It urgently needs to keep pace with market developments
The European Economic and Social Committee (EESC) welcomes the European Commission’s proposals regarding its Action Plan on VAT, which aim to modernise the EU Value Added Tax (VAT) system, at the same time calling for some modifications. It asks the Member States to do their utmost to implement the proposed reforms and move towards the definitive VAT system within a reasonable timeframe.
In the EESC’s view, the current EU VAT system – which dates back to the 90s – needs to be brought into line with new market developments, business models and technologies to ensure that the single market functions properly, to simplify VAT rules and to prevent tax fraud. Currently, the system is highly fragmented and complex, reducing and distorting trade and investment by creating unnecessary administrative burdens and trade barriers, especially for small businesses.
“This VAT reform is an important step for the EU as a whole, and Member States should set up the appropriate fora to exchange best practice on revenue collection and how to develop technologies to make it easier for the concerned parties to cooperate,” said Giuseppe Guerini (Diversity Europe Group, IT), rapporteur for the first EESC opinion on the VAT reform package.
Closing the VAT gap in Member States and tackling tax fraud
The EESC believes that Member States should work together to explore ways to make better use of digital technology to combat VAT fraud, simplify the administrative burden on tax authorities and businesses and give them easier access to information with a view to guaranteeing VAT revenue.
Particular attention should be paid to developing a system for efficient tax collection in cross-border trade situations given that EU-wide, such taxes amount to more than EUR 4.1 trillion for exports and EUR 3.9 trillion for imports.
In view of the significant estimated loss of revenue due to fraud (EUR 151.5 billion in 2015), Member States should also provide the necessary means to combat VAT fraud.
Key aspects of an appropriate policy on VAT rates that eases compliance for SMEs
The EESC calls on all institutions involved in the reform process to explore how a common VAT system for goods and services could be rolled out, with a view to alleviating the problems brought about by the existence of two systems and so as to be consistent with the tax neutrality principle. Following the principles of neutrality and proportionality would also guarantee a level playing field for all businesses.
“The quick fixes put forward by the Commission are crucial for the functioning of the VAT system. The EESC recommends that they be adopted for all businesses with all speed.

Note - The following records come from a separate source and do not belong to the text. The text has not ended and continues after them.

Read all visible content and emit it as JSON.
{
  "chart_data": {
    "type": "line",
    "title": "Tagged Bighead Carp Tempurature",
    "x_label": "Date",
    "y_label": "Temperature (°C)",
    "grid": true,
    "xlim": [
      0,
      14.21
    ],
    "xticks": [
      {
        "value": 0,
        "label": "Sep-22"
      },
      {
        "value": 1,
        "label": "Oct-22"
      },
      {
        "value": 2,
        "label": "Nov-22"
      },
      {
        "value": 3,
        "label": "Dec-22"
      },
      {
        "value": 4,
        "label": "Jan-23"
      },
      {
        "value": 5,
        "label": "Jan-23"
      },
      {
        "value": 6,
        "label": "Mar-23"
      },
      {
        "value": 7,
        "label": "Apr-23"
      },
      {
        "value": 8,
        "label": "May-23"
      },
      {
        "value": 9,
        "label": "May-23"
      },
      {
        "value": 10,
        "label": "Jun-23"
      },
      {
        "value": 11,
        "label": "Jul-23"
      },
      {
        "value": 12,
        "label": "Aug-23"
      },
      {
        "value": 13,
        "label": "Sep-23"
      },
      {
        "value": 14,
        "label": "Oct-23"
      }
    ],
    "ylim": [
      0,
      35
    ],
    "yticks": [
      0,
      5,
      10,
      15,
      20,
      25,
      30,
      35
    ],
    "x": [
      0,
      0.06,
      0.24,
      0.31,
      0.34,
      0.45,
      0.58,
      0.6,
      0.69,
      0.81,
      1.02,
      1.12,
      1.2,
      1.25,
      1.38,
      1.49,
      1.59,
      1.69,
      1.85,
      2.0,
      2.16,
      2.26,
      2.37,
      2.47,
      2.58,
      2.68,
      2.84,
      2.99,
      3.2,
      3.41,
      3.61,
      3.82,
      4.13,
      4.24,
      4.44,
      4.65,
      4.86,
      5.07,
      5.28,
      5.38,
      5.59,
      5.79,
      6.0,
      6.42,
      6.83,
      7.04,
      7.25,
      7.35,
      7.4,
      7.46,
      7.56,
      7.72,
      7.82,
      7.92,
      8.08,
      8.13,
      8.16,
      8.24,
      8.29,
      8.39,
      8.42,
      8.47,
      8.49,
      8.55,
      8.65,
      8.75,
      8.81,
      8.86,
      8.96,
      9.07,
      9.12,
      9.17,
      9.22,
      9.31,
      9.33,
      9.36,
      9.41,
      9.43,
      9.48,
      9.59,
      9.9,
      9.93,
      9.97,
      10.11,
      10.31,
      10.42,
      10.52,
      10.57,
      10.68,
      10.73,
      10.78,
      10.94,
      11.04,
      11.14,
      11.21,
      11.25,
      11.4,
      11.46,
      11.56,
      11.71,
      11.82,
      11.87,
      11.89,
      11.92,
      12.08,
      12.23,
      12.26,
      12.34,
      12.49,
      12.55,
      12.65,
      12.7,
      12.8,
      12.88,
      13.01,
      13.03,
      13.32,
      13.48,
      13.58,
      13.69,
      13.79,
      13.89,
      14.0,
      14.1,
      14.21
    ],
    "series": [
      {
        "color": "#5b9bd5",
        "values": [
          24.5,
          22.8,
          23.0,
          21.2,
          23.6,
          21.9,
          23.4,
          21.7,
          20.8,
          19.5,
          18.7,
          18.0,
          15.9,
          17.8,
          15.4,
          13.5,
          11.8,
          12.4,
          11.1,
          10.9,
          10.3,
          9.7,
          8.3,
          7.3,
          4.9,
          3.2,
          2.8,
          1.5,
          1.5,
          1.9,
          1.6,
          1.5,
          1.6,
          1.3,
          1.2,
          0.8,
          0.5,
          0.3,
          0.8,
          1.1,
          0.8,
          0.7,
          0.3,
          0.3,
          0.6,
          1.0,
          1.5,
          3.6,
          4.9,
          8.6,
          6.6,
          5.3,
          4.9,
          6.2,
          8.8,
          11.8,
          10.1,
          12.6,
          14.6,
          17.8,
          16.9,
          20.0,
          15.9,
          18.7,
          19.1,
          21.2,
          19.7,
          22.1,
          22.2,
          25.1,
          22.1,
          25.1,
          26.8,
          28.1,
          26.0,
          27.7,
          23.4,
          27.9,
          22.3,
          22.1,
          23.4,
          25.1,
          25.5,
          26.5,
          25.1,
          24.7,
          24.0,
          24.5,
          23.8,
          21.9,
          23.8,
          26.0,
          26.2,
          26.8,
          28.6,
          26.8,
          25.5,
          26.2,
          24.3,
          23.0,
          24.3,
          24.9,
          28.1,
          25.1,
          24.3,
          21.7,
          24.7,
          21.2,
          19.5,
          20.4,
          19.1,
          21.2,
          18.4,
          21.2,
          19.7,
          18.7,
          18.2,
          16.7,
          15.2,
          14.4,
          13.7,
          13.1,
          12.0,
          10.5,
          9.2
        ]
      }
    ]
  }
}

With regard to the certified taxable person concept, the EESC would like to be informed of both the criteria for its implementation and the findings of an assessment,” said the co-rapporteur, Krister Andersson (Employers’ Group, SE).
The EESC agrees with the Commission’s proposals on reduced VAT rates and considers that they should be applied to certain classes of goods and services, especially those of general interest. The Commission also proposes to establish a “negative list” of goods and services to which the standard VAT rate would apply in order to prevent possible distortions of competition due to the destination principle.
“It is important that the “negative list” does not unduly curb Member States’ freedom to establish reduced rates for certain general interest goods,” said the rapporteur for the second EESC opinion on the VAT reform package, Petru Sorin Dandea (Workers’ Group, RO). “At the same time, we must avoid exacerbating the administrative burden and further fragmenting VAT rules.”
An in-depth analysis on the possibility of implementing higher VAT rates on luxury goods should be taken into consideration.
The EESC believes that the approach of applying reduced rates, in the case of intra-EU trade, only to goods and services that have no intermediate input, could create difficulties of interpretation with regard to the management of complex services and generate additional costs for the end user. Therefore, while agreeing with the Commission’s objective of ensuring that the measures are for the benefit of the final consumer, the EESC considers that the reduced rates and exemptions proposed should be applied primarily for the purpose of achieving a general interest objective in a consistent way.
Since the new VAT scheme for small businesses is intended to help them access the single market through simplified VAT rules, the EESC considers that the thresholds for this scheme should be set at levels that ensure that all SMEs are covered by it and that these rules should also apply to social economy enterprises.